Inside Washington, Pete Peterson's name has become synonymous with deficit reduction. A former member of Richard Nixon's cabinet, a founding partner of Blackstone, and a lifelong Republican, Peterson has pledged to spend $1 billion of his Wall Street fortune to the cause of shrinking the debt. He's already given at least $458 million to his eponymous foundation, which has funded outside groups battling the federal deficit, including $5 million to the Fix the Debt campaign.
I spoke with Peterson about the ongoing fiscal fight on Friday morning. Here's a transcript of our conversation, lightly edited for length and clarity:
Suzy Khimm: You were among the business leaders and budget watchers who was really hoping that the fiscal cliff would be a springboard to major deficit reduction. The deal that was passed on January 1 fell significantly short of that goal. Why weren't the CEOS more effective in convincing Congress to take major action on the deficit?

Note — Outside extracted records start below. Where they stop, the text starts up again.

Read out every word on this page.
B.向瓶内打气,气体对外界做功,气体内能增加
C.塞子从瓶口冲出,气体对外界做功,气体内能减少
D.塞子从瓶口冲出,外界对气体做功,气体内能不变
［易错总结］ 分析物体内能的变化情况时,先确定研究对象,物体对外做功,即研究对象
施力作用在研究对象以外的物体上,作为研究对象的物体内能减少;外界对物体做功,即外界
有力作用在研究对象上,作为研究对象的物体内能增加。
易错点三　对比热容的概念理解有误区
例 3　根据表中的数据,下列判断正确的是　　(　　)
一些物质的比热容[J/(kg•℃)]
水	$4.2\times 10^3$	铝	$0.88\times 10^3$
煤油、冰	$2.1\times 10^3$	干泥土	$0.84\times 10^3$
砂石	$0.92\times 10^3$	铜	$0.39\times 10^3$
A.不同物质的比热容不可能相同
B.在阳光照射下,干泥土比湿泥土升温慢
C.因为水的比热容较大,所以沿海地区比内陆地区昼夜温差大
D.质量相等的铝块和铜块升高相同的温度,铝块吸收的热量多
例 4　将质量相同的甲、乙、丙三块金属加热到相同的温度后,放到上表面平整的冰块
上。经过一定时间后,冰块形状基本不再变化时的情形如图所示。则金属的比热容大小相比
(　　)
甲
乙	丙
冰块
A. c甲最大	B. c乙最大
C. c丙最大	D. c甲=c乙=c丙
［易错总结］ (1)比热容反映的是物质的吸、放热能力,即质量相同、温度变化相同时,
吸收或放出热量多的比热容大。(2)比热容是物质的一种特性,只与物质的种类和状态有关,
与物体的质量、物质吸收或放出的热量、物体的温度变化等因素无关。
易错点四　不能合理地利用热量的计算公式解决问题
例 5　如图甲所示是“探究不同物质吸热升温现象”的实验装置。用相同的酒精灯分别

Pete Peterson: Well, one of the questions we always ask in life is, "Compared to what?" You may recall Tom Friedman wrote an article not too long ago that the business community on fiscal issues was missing in action. The Fix the Debt effort we were a part of got over a 100 CEOs. I think they lobbied and communicated very hard on avoiding the fiscal cliff. The big remaining question of course, is the longer term, the structural problems and so forth. There're certainly trying to be effective. I think they have played an important role in the past, and it remains to be seen what effect they're going to have now.
As far as "fiscal cliff," they were quite an influence in avoiding that at almost any cost. The fiscal cliff [deal] didn't turn out to be nearly as complete as some of us might have wanted. On the other hand, it avoided the cliff. Second, it did get revenues on the table. Third, it made some contribution to the fiscal situation. I guess I'm not totally aware of the impact [the CEOs] are having right now.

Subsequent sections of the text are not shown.